Moms boycott popular baby sleep expert for donating to Trump

Taking Cara Babies founder Cara Dumaplin is often hailed as a sleep guru to new parents.

Social media users expressed disappointment after learning that a popular parenting expert was a Trump supporter.TODAY Illustration / Getty Images
SHARE THIS —

Parents are boycotting a popular sleep training program after learning the founder donated money to Trump campaigns.

Cara Dumaplin is the creator of the Taking Cara Babies courses, which promise to teach parents how to help their babies sleep through the night. Mentions of the courses are ubiquitous in parenting groups, where Dumaplin is often hailed as a sleep guru and her program a saving grace for new moms and dads.

"One person told me, 'You need this course, it's going to change your life,'" Sarah Kontorovsky, a 25-year-old mom in Greenville, South Carolina, told TODAY. "And it did."

Then Kontorovsky, who emigrated from Nicaragua three years ago, found out about Dumaplin's donations, which were shared widely on social media this week.
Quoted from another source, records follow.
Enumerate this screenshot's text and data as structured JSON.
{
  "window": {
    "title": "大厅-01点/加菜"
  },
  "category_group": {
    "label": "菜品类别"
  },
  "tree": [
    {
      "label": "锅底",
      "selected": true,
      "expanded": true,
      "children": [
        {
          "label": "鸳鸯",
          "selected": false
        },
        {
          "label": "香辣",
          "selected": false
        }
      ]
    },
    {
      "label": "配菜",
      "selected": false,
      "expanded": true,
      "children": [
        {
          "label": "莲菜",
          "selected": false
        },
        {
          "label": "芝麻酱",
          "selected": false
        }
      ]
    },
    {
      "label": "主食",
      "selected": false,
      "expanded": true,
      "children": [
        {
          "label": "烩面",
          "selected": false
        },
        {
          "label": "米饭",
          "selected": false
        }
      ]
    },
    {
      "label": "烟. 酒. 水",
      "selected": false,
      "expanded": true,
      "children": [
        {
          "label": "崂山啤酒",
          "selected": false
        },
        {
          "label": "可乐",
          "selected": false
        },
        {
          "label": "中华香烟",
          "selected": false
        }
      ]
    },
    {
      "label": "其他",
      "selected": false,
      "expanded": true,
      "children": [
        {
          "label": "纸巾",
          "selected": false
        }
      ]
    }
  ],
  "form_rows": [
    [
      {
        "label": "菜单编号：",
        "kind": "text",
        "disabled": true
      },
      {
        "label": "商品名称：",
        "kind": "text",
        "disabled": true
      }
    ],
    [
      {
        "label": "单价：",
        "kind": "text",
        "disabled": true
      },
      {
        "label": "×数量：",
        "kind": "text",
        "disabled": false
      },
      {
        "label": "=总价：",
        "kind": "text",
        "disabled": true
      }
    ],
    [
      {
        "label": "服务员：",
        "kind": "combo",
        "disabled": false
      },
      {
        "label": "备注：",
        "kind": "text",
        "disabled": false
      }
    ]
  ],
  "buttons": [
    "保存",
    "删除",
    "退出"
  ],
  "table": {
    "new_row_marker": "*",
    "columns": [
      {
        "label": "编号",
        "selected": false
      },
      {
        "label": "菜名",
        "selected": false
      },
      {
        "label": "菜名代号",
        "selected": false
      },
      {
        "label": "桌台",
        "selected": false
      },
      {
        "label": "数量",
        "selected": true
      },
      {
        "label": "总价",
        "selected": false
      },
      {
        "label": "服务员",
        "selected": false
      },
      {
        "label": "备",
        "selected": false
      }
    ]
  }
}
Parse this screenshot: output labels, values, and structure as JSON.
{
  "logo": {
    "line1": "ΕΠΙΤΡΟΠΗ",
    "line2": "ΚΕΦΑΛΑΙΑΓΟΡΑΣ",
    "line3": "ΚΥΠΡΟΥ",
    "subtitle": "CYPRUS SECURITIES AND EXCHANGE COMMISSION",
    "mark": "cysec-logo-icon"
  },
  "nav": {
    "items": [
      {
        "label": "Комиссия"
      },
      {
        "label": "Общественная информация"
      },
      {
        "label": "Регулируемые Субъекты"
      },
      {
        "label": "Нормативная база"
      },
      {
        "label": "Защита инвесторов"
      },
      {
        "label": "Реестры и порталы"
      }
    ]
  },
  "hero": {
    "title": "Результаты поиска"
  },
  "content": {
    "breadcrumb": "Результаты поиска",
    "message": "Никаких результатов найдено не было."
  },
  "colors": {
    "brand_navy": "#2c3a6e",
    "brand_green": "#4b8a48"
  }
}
Campaign finance data records show that she made dozens of donations to Trump campaigns between December 2016 and December 2019. There are also multiple records of donations to Trump campaigns in 2020 under the name Ludwig Dumaplin, who appears to be her husband and is a pediatrician originally from the Philippines. (Dumaplin has blogged about his family's history.)

"She supports an administration that has been very aggressive to Hispanic immigrants like my husband and I, and the money I paid for her courses funded campaigns that fundamentally reject my family," Kontorovsky said. "And I find that unacceptable."

Many other parents felt the same way and shared their frustrations on social media. Some began to share competing parenting programs from people whose political views aligned more closely with theirs. Others revealed that they had emailed Taking Cara Babies to ask for a refund.

Kristina Edmunson of Portland, Oregon, even shared on Twitter the letter she sent to the company, writing, "Even though my 5-month-old still takes naps, she is woke."

Edmunson, 36, told TODAY that part of what bothered her was the consistency of the donations.

"This wasn't just a one-off," she said. "It made me understand that this was a really committed action on her part."

Dumaplin declined an interview, but sent the following statement to TODAY.

"Taking Cara Babies is about helping babies get sleep and parents reclaiming the joy of parenthood that’s often lost due to sleep deprivation," she said. "Between 2016 and 2019, I made a series of donations (totaling $1,078) to the Trump campaign. As with many citizens, there were aspects of the Trump Administration that I agreed with and some that I disagreed with. I will continue to serve all parents by empowering them with the tools they need to help their babies sleep."

Although many people learned about her for the first time this week, Dumaplin is a popular figure in the parenting world. Many new moms and dads stumble upon her program, likely in a bleary-eyed and sleep-deprived haze, through Instagram, where Taking Cara Babies had 1.3 million followers on Thursday. Perhaps her most popular course is "The ABCs of Sleep," which ranges from $179 to $319, depending on whether or not phone consults with a certified sleep consultant are included.

Many who disagree with her politics also admit the program works, like Kontorovsky and Edmunson. Some offered to share the PDF that comes with "The ABCs of Sleep" with others for free, despite a note that's included in the document asking readers not to, saying that doing so would be "illegal and unethical."

Yet others called out "cancel culture" and shared support for Dumaplin, arguing that her politics shouldn't be relevant.

"Maybe I'm not a real Democrat anymore, but I don't think it's fair," one person wrote on Twitter.

As another woman put it, "People are allowed to think differently than you."